La "Sainte-Alliance" de la gauche plurielle
Celle-ci tente de nous refaire le coup du Front populaire en présentant toutes ses forces réunies dans une union sacrée contre le gouvernement comparable à celle de 1936. C’est ainsi qu’à partir de la fin du mois de mars, se sont succédés les déclarations, appels, pétitions, conférences de presse et autres meetings communs à l’initiative de ce beau monde allant du PS jusqu’à la LCR (sans oublier notamment les altermondialistes, la Confédération paysanne, le PCF et les Verts), à l'image de la vaste union syndicale affichée dans le mouvement.

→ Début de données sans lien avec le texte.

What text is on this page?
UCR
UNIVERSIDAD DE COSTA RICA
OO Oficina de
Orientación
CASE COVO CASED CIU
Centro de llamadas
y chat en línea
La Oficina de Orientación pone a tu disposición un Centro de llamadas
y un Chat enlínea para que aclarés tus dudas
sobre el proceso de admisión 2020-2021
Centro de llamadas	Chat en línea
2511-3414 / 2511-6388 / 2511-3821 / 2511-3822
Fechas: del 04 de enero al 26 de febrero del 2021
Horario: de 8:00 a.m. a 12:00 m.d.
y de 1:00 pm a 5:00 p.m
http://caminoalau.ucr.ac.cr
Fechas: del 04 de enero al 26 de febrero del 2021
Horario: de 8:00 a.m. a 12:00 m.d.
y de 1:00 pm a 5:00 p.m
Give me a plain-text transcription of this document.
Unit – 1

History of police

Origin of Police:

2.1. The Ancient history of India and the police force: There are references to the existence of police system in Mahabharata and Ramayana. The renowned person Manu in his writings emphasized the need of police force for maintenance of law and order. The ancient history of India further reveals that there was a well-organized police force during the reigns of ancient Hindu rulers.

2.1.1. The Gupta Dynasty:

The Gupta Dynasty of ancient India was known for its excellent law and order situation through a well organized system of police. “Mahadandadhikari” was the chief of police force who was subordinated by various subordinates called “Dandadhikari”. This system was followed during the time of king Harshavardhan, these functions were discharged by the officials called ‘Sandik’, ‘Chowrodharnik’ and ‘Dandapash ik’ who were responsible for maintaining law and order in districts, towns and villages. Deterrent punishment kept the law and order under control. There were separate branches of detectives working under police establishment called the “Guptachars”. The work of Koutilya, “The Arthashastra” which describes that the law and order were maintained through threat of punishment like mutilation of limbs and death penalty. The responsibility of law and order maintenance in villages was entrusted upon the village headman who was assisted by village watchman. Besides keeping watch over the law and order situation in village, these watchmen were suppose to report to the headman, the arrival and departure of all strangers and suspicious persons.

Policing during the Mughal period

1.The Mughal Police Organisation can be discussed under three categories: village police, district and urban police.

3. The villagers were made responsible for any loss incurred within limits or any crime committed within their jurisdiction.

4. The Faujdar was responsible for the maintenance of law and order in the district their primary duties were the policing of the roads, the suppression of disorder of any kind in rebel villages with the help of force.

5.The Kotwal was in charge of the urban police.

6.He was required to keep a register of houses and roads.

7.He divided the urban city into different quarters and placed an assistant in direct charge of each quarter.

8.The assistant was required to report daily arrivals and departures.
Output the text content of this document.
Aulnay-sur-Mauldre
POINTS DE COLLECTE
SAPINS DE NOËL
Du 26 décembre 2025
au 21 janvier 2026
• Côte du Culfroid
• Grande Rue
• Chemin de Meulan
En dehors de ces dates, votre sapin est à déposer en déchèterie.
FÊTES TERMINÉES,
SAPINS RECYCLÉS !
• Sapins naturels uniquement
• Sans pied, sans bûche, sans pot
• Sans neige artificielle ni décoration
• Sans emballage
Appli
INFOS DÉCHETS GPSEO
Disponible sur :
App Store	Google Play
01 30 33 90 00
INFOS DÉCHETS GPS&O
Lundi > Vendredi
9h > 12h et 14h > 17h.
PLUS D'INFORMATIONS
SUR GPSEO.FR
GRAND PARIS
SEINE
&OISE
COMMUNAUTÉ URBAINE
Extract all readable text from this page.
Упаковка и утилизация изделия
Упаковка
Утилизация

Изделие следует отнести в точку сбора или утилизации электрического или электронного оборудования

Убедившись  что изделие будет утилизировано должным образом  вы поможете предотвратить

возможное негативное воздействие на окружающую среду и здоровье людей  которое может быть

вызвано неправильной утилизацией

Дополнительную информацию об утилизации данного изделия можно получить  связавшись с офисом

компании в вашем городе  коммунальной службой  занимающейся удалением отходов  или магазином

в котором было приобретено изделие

Mais la situation sociale n'est nullement la même qu'à cette époque de contre-révolution triomphante où la gauche avait ainsi embrigadé la classe ouvrière pour l'amener aux massacres de la guerre impérialiste. Elle n'est pas non plus identique aux plus beaux jours de l'union de la gauche et du programme commun. L'histoire, rappelait déjà Marx dans Le 18 Brumaire, quand elle semble se répéter prend souvent la première fois la forme d'une tragédie, et la seconde fois celle de la comédie. Et dans cette farce, toute la gauche a joué les intermittents du spectacle : pendant les manifestations et les AG, on ne les voyait ni entendait guère alors qu'elle occupait bruyamment la scène pour recueillir les applaudissements et s'approprier le mérite du retrait du CPE. Tous ces gens-là n'ont certes pas le même programme mais ils se retrouvent ensemble dans une "union sacrée" dès qu'il s'agit de faire face à la classe ouvrière et à ses luttes.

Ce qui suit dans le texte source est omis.